Segundo a Comissão Regional de Monitoramento, o Brasil se destaca pela intensificação da vigilância epidemiológica diante dos casos importados, quando a infecção ocorre fora do país, e pelo aumento da cobertura vacinal. Em 2024, o país alcançou 95,80% de cobertura para a primeira dose da tríplice viral e 80,43% para a segunda. A tendência de crescimento se mantém em 2025, com dados preliminares apontando cobertura de 91,51% (1ª dose) e 75,53% (2ª dose).
Atualmente, a recomendação da OPAS/OMS é que todos os países das Américas continuem implementando atividades de resposta rápida para casos suspeitos de sarampo, com estratégias de microplanejamento, manutenção da vigilância e realização de ações de vacinação transfronteiriça com países vizinhos, além da busca ativa de casos.
Ações de controle
Em março deste ano, o Ministério da Saúde, em conjunto com a gestão local, conseguiu interromper a circulação do vírus, no Rio de Janeiro, no caso da infecção de duas crianças da mesma família em São João de Meriti. O rastreamento dos contatos e o reforço da vacinação foram essenciais para impedir o surgimento de novos casos na região. O mesmo ocorreu no Rio Grande do Sul, em São Paulo e no Distrito Federal.
Em julho, quatro brasileiros residentes de Campos Lindos (TO) retornaram da Bolívia infectados o que ocasionou a infecção de outras 25 pessoas, sendo 22 pertencentes a uma comunidade com baixa adesão à vacinação.
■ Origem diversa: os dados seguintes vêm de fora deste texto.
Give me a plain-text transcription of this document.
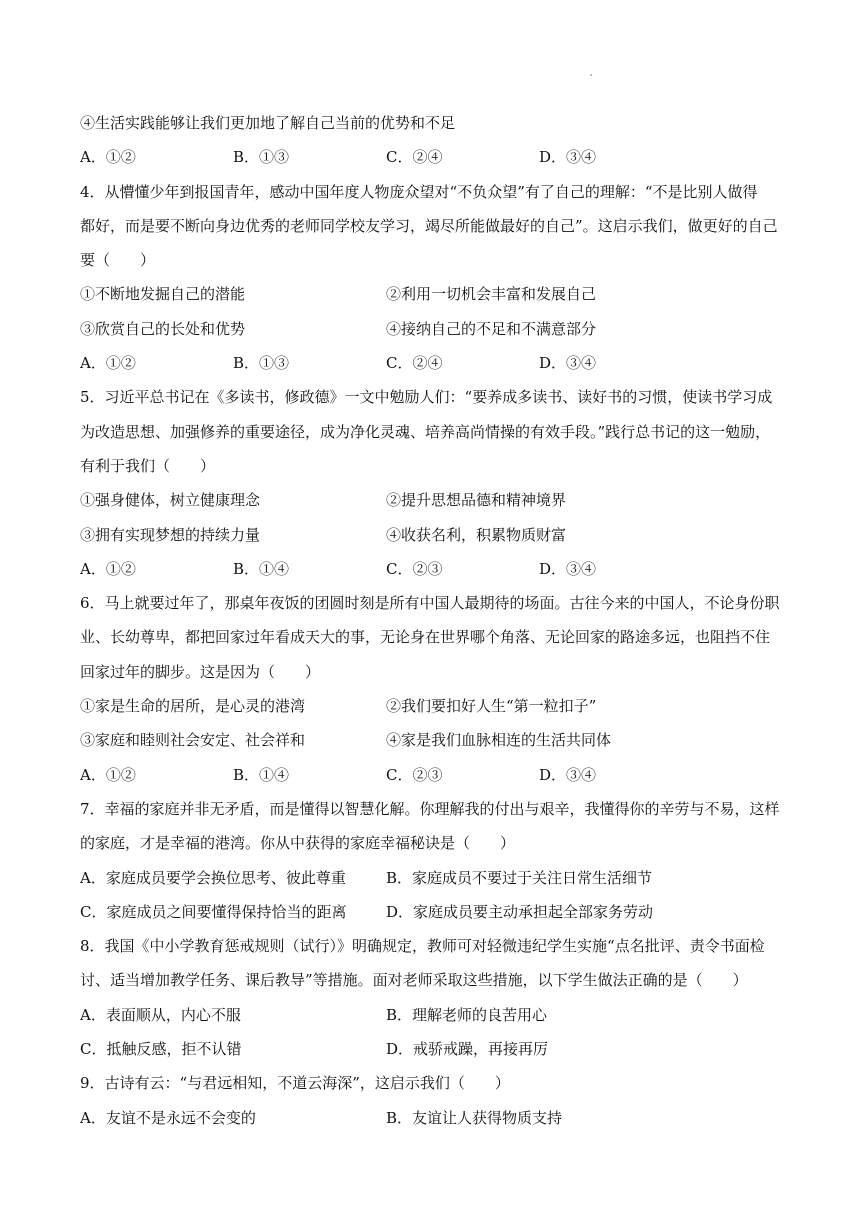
④生活实践能够让我们更加地了解自己当前的优势和不足
A．①②	B．①③	C．②④	D．③④
4．从懵懂少年到报国青年，感动中国年度人物庞众望对“不负众望”有了自己的理解：“不是比别人做得
都好，而是要不断向身边优秀的老师同学校友学习，竭尽所能做最好的自己”。这启示我们，做更好的自己
要（　　）
①不断地发掘自己的潜能	②利用一切机会丰富和发展自己
③欣赏自己的长处和优势	④接纳自己的不足和不满意部分
A．①②	B．①③	C．②④	D．③④
5．习近平总书记在《多读书，修政德》一文中勉励人们：“要养成多读书、读好书的习惯，使读书学习成
为改造思想、加强修养的重要途径，成为净化灵魂、培养高尚情操的有效手段。”践行总书记的这一勉励，
有利于我们（　　）
①强身健体，树立健康理念	②提升思想品德和精神境界
③拥有实现梦想的持续力量	④收获名利，积累物质财富
A．①②	B．①④	C．②③	D．③④
6．马上就要过年了，那桌年夜饭的团圆时刻是所有中国人最期待的场面。古往今来的中国人，不论身份职
业、长幼尊卑，都把回家过年看成天大的事，无论身在世界哪个角落、无论回家的路途多远，也阻挡不住
回家过年的脚步。这是因为（　　）
①家是生命的居所，是心灵的港湾	②我们要扣好人生“第一粒扣子”
③家庭和睦则社会安定、社会祥和	④家是我们血脉相连的生活共同体
A．①②	B．①④	C．②③	D．③④
7．幸福的家庭并非无矛盾，而是懂得以智慧化解。你理解我的付出与艰辛，我懂得你的辛劳与不易，这样
的家庭，才是幸福的港湾。你从中获得的家庭幸福秘诀是（　　）
A．家庭成员要学会换位思考、彼此尊重	B．家庭成员不要过于关注日常生活细节
C．家庭成员之间要懂得保持恰当的距离	D．家庭成员要主动承担起全部家务劳动
8．我国《中小学教育惩戒规则（试行）》明确规定，教师可对轻微违纪学生实施“点名批评、责令书面检
讨、适当增加教学任务、课后教导”等措施。面对老师采取这些措施，以下学生做法正确的是（　　）
A．表面顺从，内心不服	B．理解老师的良苦用心
C．抵触反感，拒不认错	D．戒骄戒躁，再接再厉
9．古诗有云：“与君远相知，不道云海深”，这启示我们（　　）
A．友谊不是永远不会变的	B．友谊让人获得物质支持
O caso confirmado em Carolina (MA) teve contato com membros dessa comunidade, ou seja, confirmando o vínculo epidemiológico da mesma cadeia de transmissão. Em Primavera do Leste (MT), foram confirmados 6 casos, sendo que 4 destes, estiveram na Bolívia e retornaram doentes. Outros dois casos secundários foram confirmados, caracterizados como relacionados à importação.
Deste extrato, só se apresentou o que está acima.